As voters headed to the polls Tuesday for one the most closely watched midterm elections in recent history, one thing was clear: the enthusiasm of House Democratic leaders.
“I feel confident we will win,” House Minority Leader Nancy Pelosi said on Tuesday, decked out in a bright blue dress at her party’s headquarters in Washington, D.C. “Because of the quality of our candidates, which inspires a tremendous grassroots operation … I feel confident we will win, its just a question of the size of victory.”
Democrats need to gain 23 seats in order to regain the majority in the lower chamber, a position of power they haven’t been in since 2010. A CNN poll released on Nov. 5 found that Democrats led Republicans on a generic ballot by 13 points, 55 percent to 42 percent. With the first polls not slated to close until 6 P.M. eastern, polling was the only indicators both parties had on Tuesday of their prospects. (Although early voting prior to Election Day was up, the turnout numbers don’t necessarily reveal how constituents voted).
Republicans hadn’t publicly given up hope Tuesday though that they could pull off a victory, and continued making their push to voters. “The choice is clear: it’s a choice between prosperity and higher taxes. I think Americans will choose prosperity,” Rep. Steve Stivers, Chairman of the National Republican Congressional Campaign Committee, said Tuesday on Fox News.
Overall, however, Republicans seem much more optimistic about keeping the Senate than the House.
“It could happen,” President Trump acknowledged this past Friday evening about losing the lower chamber, echoing the same sentiments many strategists and lawmakers have been forecasting for the past year.
Read More: President Trump Signals Doubt About Keeping the House Ahead of Midterms
Of course, Democrats have been in this position before: two years ago, polling indicated that Hillary Clinton was more likely become the next President of the United States, and she fell short in a night that shocked the country. But Pelosi brushed off such comparisons Tuesday, arguing that Clinton won the popular vote, and was handicapped by the Electoral College, which won’t be a factor in House races.
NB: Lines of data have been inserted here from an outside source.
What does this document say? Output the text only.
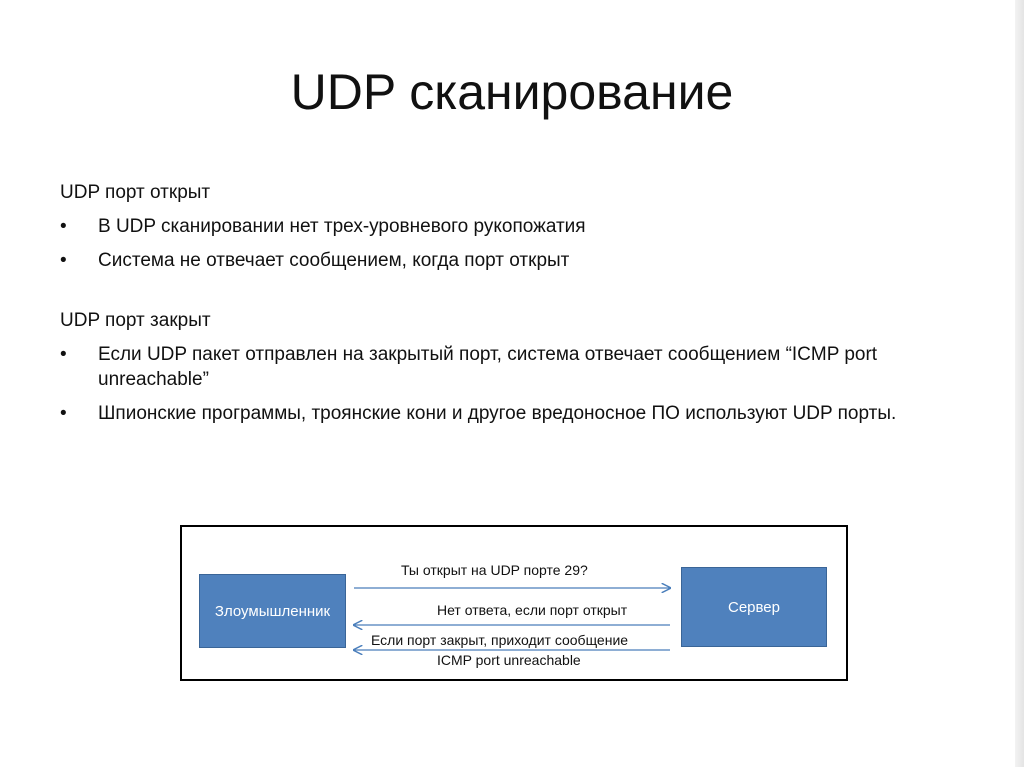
UDP сканирование
UDP порт открыт
• В UDP сканировании нет трех-уровневого рукопожатия
• Система не отвечает сообщением, когда порт открыт
UDP порт закрыт
• Если UDP пакет отправлен на закрытый порт, система отвечает сообщением “ICMP port unreachable”
• Шпионские программы, троянские кони и другое вредоносное ПО используют UDP порты.
Злоумышленник	Сервер
Ты открыт на UDP порте 29?
Нет ответа, если порт открыт
Если порт закрыт, приходит сообщение
ICMP port unreachable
“The popular vote rules,” she said. “So I feel very confident.”
Unlike 2016, however, Democrats have historical trends on their side. The party in the White House often loses seats after a President’s first two years in office, even if the President isn’t a controversial figure like Trump. In the 2010 midterm elections, which were widely viewed as a referendum on then-President Obama and the Affordable Care Act, Republicans picked up 63 House seats and six Senate seats — numbers the Democrats are not expected to hit tonight.
All losses, the party sustains however, are likely to be deemed a referendum on President Trump, even if the total number is lower than what the Democrats faced in 2010.
“The president absolutely is the focal point. His actions, his verbage, he’s clearly the focal point,” said Tim Phillips, President of the Koch-backed Americans for Prosperity, which has poured millions into certain races this cycle to help preserve the Republican majority.
Phillips noted that, while this is frequently the case, the focus seems to be more on rhetoric this time than on policy.
“In 2010… it was more about did you agree or disagree with Obamacare?” he recalled. “With President Trump more about the tone and the rhetoric, rather than his tax cuts, for example, which have clearly helped the economy.”